Le livre de Muriel Gilbert est le fruit d'une recherche doctorale.
Il est centré sur le débat à instaurer entre le concept
philosophique de l'«identité narrative», mis en lumière par Paul
Ricoeur, et la perspective de la psychologie clinique et de la
psychanalyse où pareille conception narrative de l'identité
personnelle pose question. Après une introduction à la lecture de
Ricoeur, deux parties divisent l'ouvrage. La première, à propos de
Temps et récit, mesure le parcours qui va de saint Augustin à la
pensée ricoeurienne et, à partir de Soi-même comme un autre analyse
le cheminement qui va de Descartes à Ricoeur. Dans la deuxième
partie, sur l'horizon de Freud et de Lacan, sont proposés des
éléments pour une discussion critique. L'étude s'achève par des
«ouvertures cliniques», tant à propos de Ricoeur qu'à partir de
lui. Limpides et bien menées, les analyses de l'A. tentent de
montrer que l'approche ricoeurienne de l'identité doit être soumise
au crible de la critique, si l'on veut qu'elle soit signifiante
dans l'univers de la pratique et de la réflexion thérapeutiques.
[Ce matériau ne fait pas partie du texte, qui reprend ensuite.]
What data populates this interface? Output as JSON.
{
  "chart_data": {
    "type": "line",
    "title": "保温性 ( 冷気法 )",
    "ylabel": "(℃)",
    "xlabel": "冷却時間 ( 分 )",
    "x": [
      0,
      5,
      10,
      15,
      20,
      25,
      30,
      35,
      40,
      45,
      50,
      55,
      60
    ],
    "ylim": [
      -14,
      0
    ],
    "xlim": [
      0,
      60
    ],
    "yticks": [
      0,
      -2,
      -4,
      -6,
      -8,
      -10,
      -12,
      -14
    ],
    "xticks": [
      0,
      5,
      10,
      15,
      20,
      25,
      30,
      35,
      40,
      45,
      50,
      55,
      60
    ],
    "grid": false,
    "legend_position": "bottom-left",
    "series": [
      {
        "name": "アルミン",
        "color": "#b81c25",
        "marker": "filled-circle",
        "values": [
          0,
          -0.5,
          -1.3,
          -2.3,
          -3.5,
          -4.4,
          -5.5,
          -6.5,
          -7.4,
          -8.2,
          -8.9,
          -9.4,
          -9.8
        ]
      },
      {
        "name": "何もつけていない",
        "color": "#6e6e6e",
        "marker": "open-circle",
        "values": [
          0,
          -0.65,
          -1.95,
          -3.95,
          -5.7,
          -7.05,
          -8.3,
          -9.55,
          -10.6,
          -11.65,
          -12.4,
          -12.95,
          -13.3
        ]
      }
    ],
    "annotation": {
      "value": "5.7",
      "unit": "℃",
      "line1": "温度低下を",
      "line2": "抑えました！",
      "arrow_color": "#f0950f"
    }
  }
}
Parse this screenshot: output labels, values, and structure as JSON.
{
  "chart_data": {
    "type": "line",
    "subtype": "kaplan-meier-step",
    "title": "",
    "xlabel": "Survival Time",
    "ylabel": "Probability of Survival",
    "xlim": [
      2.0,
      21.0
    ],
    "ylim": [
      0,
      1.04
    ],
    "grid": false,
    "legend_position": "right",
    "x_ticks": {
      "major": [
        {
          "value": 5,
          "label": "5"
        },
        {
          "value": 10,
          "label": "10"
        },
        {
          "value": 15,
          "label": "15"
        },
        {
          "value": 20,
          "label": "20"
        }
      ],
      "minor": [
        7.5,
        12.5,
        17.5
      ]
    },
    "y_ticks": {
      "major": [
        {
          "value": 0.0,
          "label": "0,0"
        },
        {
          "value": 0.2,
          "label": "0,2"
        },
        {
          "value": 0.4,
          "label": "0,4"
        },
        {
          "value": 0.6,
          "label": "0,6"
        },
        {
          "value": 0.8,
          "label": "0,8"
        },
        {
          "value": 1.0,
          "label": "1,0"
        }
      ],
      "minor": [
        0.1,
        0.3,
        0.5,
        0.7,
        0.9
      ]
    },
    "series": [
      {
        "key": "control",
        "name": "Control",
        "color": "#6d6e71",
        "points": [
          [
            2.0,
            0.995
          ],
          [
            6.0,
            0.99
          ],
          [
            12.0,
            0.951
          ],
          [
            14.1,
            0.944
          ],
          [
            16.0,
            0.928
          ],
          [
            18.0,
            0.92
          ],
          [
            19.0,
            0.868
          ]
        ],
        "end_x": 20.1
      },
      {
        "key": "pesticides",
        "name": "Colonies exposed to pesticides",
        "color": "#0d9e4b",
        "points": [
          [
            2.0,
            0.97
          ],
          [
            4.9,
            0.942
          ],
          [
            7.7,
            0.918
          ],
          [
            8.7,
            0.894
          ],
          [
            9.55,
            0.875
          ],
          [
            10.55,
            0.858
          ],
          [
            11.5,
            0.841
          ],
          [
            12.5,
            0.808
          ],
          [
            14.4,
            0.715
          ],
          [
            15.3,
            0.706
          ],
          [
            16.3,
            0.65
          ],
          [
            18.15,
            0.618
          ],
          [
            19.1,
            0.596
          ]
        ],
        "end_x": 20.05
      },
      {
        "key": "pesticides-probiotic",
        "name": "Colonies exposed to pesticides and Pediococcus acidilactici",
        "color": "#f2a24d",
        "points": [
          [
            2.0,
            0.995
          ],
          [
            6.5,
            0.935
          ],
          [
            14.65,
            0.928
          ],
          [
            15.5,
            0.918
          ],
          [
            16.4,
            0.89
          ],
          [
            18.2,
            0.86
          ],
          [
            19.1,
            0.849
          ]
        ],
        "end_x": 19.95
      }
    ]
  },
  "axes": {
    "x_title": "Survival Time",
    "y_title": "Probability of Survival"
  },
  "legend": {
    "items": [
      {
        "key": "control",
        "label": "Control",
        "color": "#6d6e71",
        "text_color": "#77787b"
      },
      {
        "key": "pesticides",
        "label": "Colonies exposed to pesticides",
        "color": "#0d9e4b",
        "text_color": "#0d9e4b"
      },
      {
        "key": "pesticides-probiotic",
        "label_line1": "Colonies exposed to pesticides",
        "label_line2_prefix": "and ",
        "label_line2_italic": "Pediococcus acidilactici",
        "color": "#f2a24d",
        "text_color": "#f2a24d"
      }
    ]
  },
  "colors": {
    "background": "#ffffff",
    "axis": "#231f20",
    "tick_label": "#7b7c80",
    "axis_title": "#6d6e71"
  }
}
On
voit surtout se dessiner les limites d'une conception narrative de
l'identité à exprimer la dimension inconsciente de l'expérience.
L'A. se demande s'il ne faudrait pas appréhender l'approche
narrative de l'identité en terme de visée. Celle-ci dirait
l'intemporalité inhérente à la dimension inconsciente de
l'expérience, par opposition au caractère temporel de l'existence.
Ces critiques ne sont évidemment pas faites d'un point de vue
strictement philosophique. Elles veulent seulement se proposer à
partir de la perspective psychanalytique, et constituer le
préalable nécessaire à la reprise des vues ricoeuriennes dans le
champ de la psychologie clinique. - H. Jacobs, S.J.